Do you want to ensure that you keep the dividend when you write a covered call? To do this, you must either but-to-close the in-the-money call before it expires or roll it out to a future expiry date when the time value is above the value of the current dividend being paid.
#5 – Close a Covered Call Early due to Earnings Volatility
Another incentive for closing a short call option ahead of the expiration date is to prevent the possible volatility of earnings announcements that normally occurs before the expiration date.
Holding a long stock position during an earnings announcement might expose you to a lot of downside risk unless you are a long-term investor in that specific company. Regardless of the analyst consensus data, there is always a lot of uncertainty and the possibility of negative surprises before an earnings report.
The company’s guidance for the following quarter and the rest of the current fiscal year is always subject to unpredictability. Often, the forecast, rather than the actual profits results, has a more direct influence on a stock’s price.
Typically, the uncertainty created by the forthcoming earnings event causes implied volatility to increase. As a result, the options premium level will be rather high heading into the report call. As a result, by closing early, you may be leaving quite a bit of money on the table.
Closing a covered call before the earnings announcement may result in low returns due to the option premium decay. If there is a big expected earnings report, the short call won’t lose much of its value until the uncertainty goes away after the event.

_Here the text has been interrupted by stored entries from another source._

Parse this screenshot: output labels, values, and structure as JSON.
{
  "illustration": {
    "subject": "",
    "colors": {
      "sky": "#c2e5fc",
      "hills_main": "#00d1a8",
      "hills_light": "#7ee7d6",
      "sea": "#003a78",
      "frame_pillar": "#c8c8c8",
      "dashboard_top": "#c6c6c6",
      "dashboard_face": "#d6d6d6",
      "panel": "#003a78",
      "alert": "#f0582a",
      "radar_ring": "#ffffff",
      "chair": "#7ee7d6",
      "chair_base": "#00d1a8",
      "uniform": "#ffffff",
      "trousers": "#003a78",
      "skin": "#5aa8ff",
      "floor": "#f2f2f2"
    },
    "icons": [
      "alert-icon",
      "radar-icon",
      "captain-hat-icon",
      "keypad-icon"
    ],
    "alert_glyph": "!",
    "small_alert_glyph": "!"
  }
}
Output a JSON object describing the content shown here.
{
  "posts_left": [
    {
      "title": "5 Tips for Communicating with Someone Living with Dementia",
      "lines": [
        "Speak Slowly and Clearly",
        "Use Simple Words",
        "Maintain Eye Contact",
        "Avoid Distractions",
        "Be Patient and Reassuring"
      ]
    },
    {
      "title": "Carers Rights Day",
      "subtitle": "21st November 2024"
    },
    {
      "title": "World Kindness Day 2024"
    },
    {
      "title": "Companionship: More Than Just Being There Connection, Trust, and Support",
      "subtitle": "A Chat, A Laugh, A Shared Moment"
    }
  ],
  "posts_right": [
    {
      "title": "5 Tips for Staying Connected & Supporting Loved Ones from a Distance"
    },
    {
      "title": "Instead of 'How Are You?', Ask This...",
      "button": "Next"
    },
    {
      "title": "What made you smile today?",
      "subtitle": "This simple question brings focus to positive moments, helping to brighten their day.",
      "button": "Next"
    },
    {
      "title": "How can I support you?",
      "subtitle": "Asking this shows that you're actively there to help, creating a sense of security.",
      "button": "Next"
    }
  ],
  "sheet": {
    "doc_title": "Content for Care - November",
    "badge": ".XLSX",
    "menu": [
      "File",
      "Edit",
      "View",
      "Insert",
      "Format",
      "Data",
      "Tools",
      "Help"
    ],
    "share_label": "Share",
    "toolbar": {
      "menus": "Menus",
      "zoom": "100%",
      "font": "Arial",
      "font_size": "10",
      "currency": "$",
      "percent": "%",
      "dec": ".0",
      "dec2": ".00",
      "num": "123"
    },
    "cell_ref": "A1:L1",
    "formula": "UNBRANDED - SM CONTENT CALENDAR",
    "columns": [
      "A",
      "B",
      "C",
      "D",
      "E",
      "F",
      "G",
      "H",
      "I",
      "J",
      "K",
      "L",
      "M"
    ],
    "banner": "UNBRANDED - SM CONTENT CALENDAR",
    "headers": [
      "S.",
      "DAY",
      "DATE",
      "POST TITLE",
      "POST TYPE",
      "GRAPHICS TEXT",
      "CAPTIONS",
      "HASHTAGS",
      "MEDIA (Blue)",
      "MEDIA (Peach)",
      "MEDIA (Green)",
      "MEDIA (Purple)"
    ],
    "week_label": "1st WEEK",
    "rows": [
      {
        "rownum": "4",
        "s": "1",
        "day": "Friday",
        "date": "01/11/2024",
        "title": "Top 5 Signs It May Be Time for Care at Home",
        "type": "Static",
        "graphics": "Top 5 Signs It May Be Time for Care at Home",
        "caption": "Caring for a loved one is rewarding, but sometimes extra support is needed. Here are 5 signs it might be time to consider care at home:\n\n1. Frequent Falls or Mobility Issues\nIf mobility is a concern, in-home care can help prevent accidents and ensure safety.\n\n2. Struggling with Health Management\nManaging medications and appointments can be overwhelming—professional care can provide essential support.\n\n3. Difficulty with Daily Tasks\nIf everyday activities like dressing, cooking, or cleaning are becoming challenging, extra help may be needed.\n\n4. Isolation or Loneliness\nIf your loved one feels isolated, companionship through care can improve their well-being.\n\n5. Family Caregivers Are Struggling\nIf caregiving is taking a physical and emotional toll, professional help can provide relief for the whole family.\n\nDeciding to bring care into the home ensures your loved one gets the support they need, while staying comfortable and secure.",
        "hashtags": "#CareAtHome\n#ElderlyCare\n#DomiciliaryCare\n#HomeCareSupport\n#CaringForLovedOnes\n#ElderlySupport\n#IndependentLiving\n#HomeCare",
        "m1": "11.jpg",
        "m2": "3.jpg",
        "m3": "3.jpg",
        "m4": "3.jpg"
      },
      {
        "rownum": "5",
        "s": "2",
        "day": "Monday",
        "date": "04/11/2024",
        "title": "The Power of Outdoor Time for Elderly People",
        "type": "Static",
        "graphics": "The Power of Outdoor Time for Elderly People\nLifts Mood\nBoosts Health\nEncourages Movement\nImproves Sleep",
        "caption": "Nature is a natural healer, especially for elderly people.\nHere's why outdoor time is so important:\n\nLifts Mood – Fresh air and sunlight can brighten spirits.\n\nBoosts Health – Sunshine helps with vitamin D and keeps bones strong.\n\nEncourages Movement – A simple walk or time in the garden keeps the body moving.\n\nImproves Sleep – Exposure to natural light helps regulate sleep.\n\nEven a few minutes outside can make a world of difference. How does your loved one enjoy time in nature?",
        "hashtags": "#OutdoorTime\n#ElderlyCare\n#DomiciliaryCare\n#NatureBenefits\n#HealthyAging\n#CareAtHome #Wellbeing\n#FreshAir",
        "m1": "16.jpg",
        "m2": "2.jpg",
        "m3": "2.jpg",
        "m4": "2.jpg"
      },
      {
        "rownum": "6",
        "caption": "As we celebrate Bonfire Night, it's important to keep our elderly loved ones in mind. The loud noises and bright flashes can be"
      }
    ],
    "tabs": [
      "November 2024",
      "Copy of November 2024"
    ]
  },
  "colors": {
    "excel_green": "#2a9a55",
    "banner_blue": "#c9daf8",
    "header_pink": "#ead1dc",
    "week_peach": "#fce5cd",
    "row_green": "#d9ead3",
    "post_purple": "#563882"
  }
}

If you do well in the trade, it’s typically because the stock’s value increased, not because of time decay.
Please keep in mind that I am not an investment advisor or tax advisor, and do not offer any type of financial advice. These articles are only for educational purposes. The options market may not be appropriate for novice investors and may expose their brokerage trading account to unlimited risk and loss of the entire amount of their investment. Options are financial products that may not be appropriate for your financial situation, investment objectives, and risk tolerance. Past performance of options trading strategies does not guarantee future outcomes.